Happy Friday to you, cryptologists. This edition is coming a little bit late this week (it’s Friday), but it so happens yesterday was quite a momentous occasion in the history of bitcoin, so let’s get started with what’s been going on, shall we?

  • The price of bitcoin soared to a record high of almost $5,900 on some markets, breaking the $5,800 level for a short period of time before falling back into the $5,600 range, which is still about a 16% leap over the last three days.
  • Why the price surge despite heavy criticisms from top Wall Street execs to the barring of ICO activity in several countries across Asia? There is still a number of reasons why bitcoin remains attractive to buyers – even at these prices – and they include some of the following:
    1. Amazon is considering accepting bitcoin for payment. This will allow large holders of bitcoin to spend it without having to transfer it through some sort of intermediary currency exchange.
    2. Digital currency dividends, more commonly referred to as hard forks on this blog, are another reason why big money investors keep pouring money into the cryptocurrency space — betting on the hopes of another profitable hard fork coin success like Bitcoin Cash (BCH). And this is a reasonable bet as there are upcoming hardforks in bitcoin, Ethereum and litecoin all in the not too distant future.

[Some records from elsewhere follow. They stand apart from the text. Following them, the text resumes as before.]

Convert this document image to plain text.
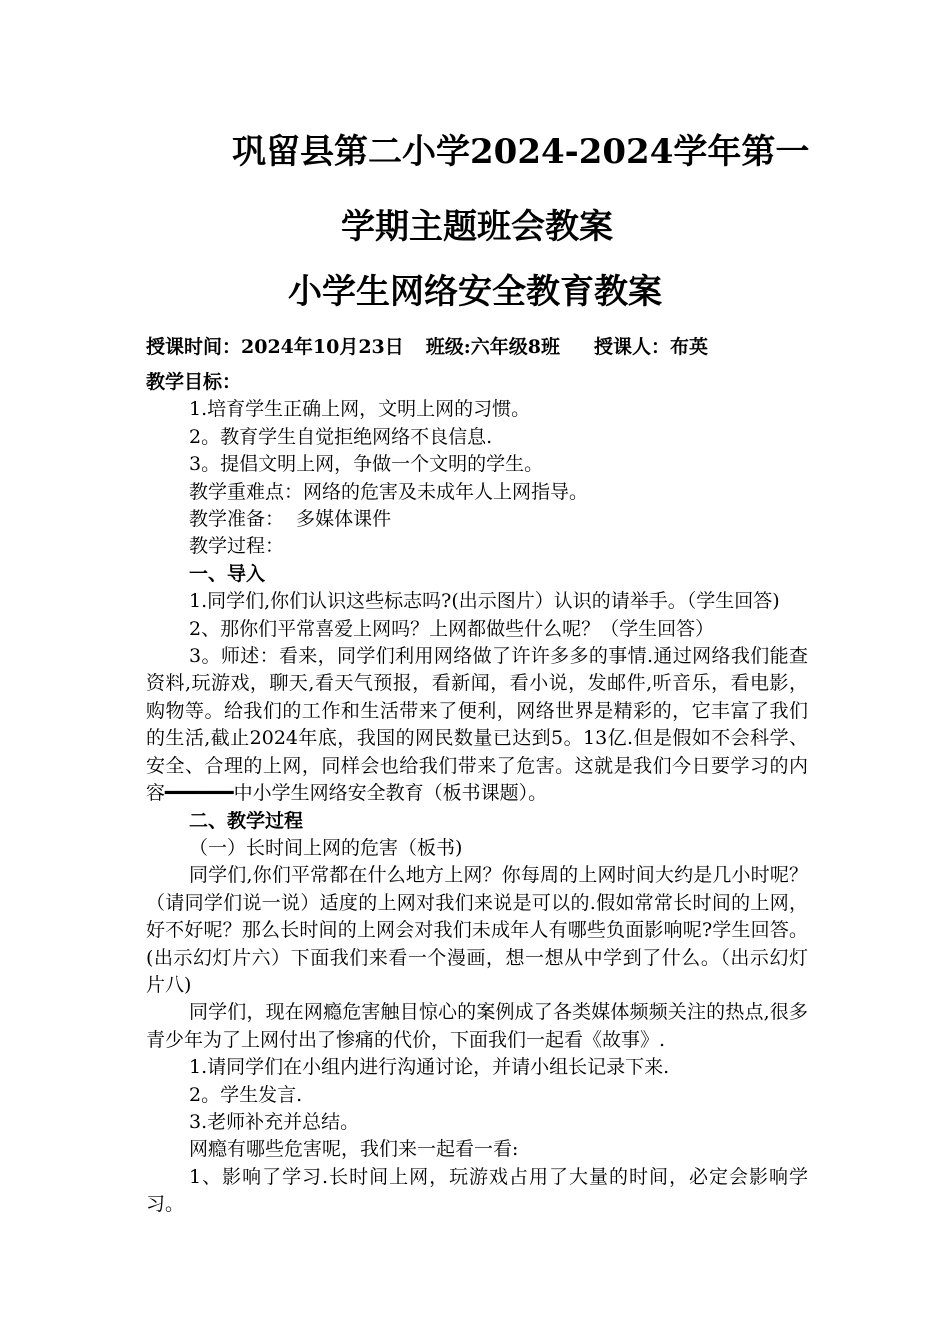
巩留县第二小学2024-2024学年第一
学期主题班会教案
小学生网络安全教育教案
授课时间：2024年10月23日 班级:六年级8班 授课人：布英

教学目标：

1.培育学生正确上网，文明上网的习惯。

2。教育学生自觉拒绝网络不良信息.

3。提倡文明上网，争做一个文明的学生。

教学重难点：网络的危害及未成年人上网指导。

教学准备：  多媒体课件

教学过程：

一、导入

1.同学们,你们认识这些标志吗?(出示图片）认识的请举手。（学生回答)

2、那你们平常喜爱上网吗？上网都做些什么呢？（学生回答）

3。师述：看来，同学们利用网络做了许许多多的事情.通过网络我们能查资料,玩游戏，聊天,看天气预报，看新闻，看小说，发邮件,听音乐，看电影，购物等。给我们的工作和生活带来了便利，网络世界是精彩的，它丰富了我们的生活,截止2024年底，我国的网民数量已达到5。13亿.但是假如不会科学、安全、合理的上网，同样会也给我们带来了危害。这就是我们今日要学习的内容━━━━━━中小学生网络安全教育（板书课题）。

二、教学过程

（一）长时间上网的危害（板书)

同学们,你们平常都在什么地方上网？你每周的上网时间大约是几小时呢？（请同学们说一说）适度的上网对我们来说是可以的.假如常常长时间的上网，好不好呢？那么长时间的上网会对我们未成年人有哪些负面影响呢?学生回答。(出示幻灯片六）下面我们来看一个漫画，想一想从中学到了什么。（出示幻灯片八)

同学们，现在网瘾危害触目惊心的案例成了各类媒体频频关注的热点,很多青少年为了上网付出了惨痛的代价，下面我们一起看《故事》.

1.请同学们在小组内进行沟通讨论，并请小组长记录下来.

2。学生发言.

3.老师补充并总结。

网瘾有哪些危害呢，我们来一起看一看:

1、影响了学习.长时间上网，玩游戏占用了大量的时间，必定会影响学习。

    3. Wall Street cannot be stopped. The amount of dollars an average sized bank or hedge fund has at their disposal could easily buy out and crush the price of any cryptocurrency of their choosing. They can also make any cryptocurrency go far beyond the moon and well into the solar system. Why would they do this? Profit, of course. The similarities between cryptocurrency markets and traditional stock, commodity and Forex markets are markedly similar, and as such, the psychology that underpins the tricks of the trade remains the same. Expect the Wall Street influence to overshadow any negatives for bitcoin for some time to come.
  • Jamie Dimon says he isn’t going to talk about bitcoin anymore, which is fortunate because now we don’t have to talk about Jamie Dimon anymore.

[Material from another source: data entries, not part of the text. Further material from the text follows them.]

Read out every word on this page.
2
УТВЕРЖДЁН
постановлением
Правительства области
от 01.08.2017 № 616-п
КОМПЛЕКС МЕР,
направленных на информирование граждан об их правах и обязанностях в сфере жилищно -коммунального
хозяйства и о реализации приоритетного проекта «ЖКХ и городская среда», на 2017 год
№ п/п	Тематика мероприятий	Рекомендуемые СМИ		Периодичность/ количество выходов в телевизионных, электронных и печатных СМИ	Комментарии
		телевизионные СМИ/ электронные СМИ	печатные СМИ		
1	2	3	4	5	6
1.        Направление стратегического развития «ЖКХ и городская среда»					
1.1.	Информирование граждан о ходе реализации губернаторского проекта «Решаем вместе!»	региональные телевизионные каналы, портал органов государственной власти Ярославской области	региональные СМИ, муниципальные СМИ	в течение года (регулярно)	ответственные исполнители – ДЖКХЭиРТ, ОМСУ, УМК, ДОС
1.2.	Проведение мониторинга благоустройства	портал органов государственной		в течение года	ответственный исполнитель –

  • Bitcoin “boiler rooms” do exist, and they’re hiring. A Boiler Room is basically a somewhat unregulated, off-the-radar stock hustling operations where call centers make calls to leads, hoping to find people desperate, gullible or greedy enough to agree to buy commodities that usually tend to sink in price, even though they are charmingly sold by the cold caller as the next “big thing.”
  • Barron’s released a compelling online analysis on how China could also heavily shape the future of bitcoin, depending on the regulatory actions they finally settle upon and how much freedom their giant-volumed, government-sanctioned exchanges are rewarded.